36. I would therefore ask both sides’ solicitors to try and reach agreement by 4.0pm 1 March 2011 as to the wording of the entries on the register, and to notify the adjudicator by that date of what, if any, agreement has been reached. In the absence of an agreement I shall have to make a direction to the registrar. Ultimately the exact form of wording may depend on the registrar’s practice. But my finding of fact as to what user has actually occurred is as set out in paragraph 7 of Mrs Page’s unchallenged witness statement.

 

Costs

 

37. There was some discussion as to costs at the end of the hearing.

 

38. Mr Robinson accepted responsibility for relying on the rule in Weeldon v Burrows (1879) 12 Ch D 31 when it was inappropriate to have done so, and conceded that there should not be a costs order in his client’s favour and asked for no order as to be costs to be made.

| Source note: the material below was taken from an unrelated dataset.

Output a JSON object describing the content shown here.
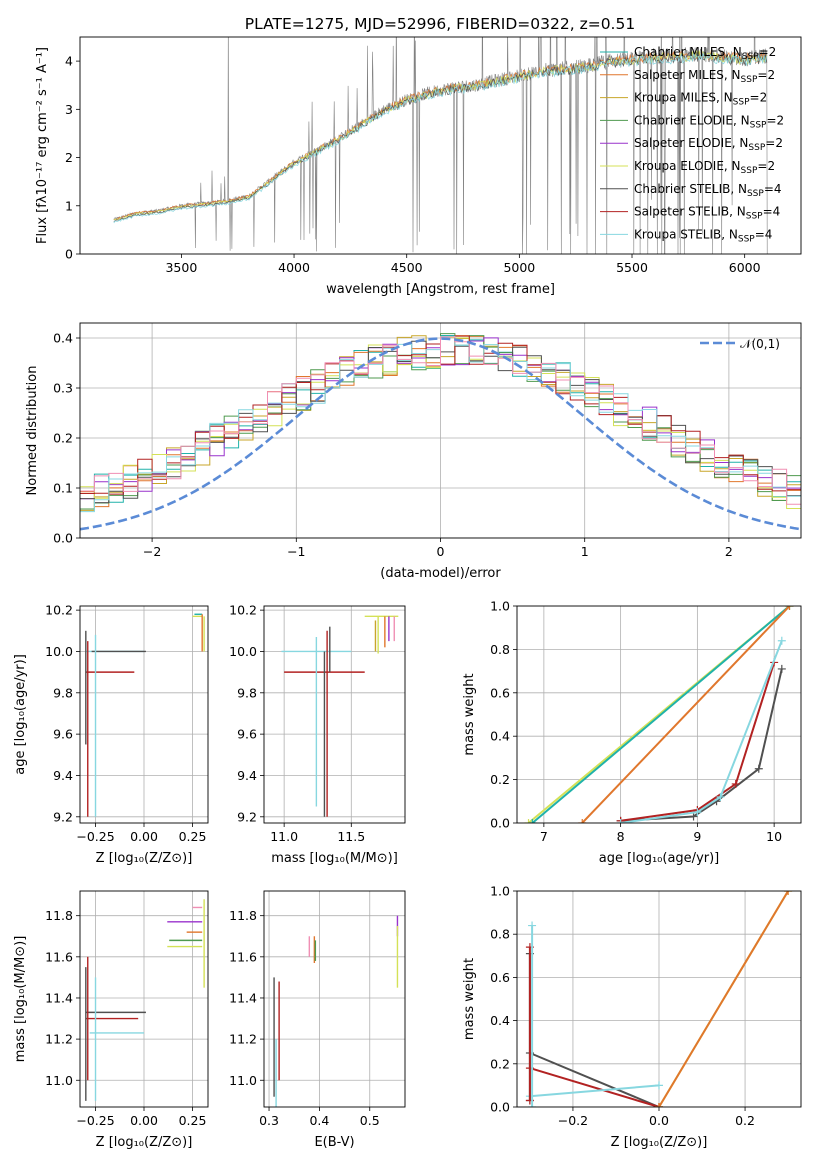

Mr Murch said that if the case had been properly argued under section 62 from the beginning it may well have settled, so his clients have incurred unnecessary costs.

 

39. I accept that submission, but if the point had been taken earlier Mr Robinson would have had the opportunity to have put his house in order earlier. The respondents took the gamble that Mr Robinson would not be allowed to extricate himself from his difficulty. In that they failed. It is also to be noted that by rule 3(4) of the Adjudicator to HM Land Registry (Practice and Procedure) Rules 2003 the parties are required to help the adjudicator to further the overriding objective.

 

40. This corresponds to CPR r.1.3, about which there is much learning at 11-14 in volume 2 of the White Book 2010. Not mentioning a mistake made by the other side until the day before the hearing may be looked upon in a somewhat different light to how it was a generation ago. The conduct of the parties is a matter to which I must have regard under rule 42(1) of the Adjudicator to HM Land Registry (Practice and Procedure) Rules 2003.

 

41. My present view is that there should be no order as to costs. Any party who wishes to argue to the contrary must please serve on the other party and file with the adjudicator written submissions by 4.0pm 1 March 2011.

 

 

 

Dated this 31st day of January 2011

 

 

 

 

 

BY ORDER OF THE ADJUDICATOR TO HM LAND REGISTRY

 

 

 



[1] Rule 14(1)(c), as amended by the Adjudicator to Her Majesty’s Land Registry (Practice and Procedure) (Amendment) Rules 2008.

[2] Riding bicycles is certainly not allowed.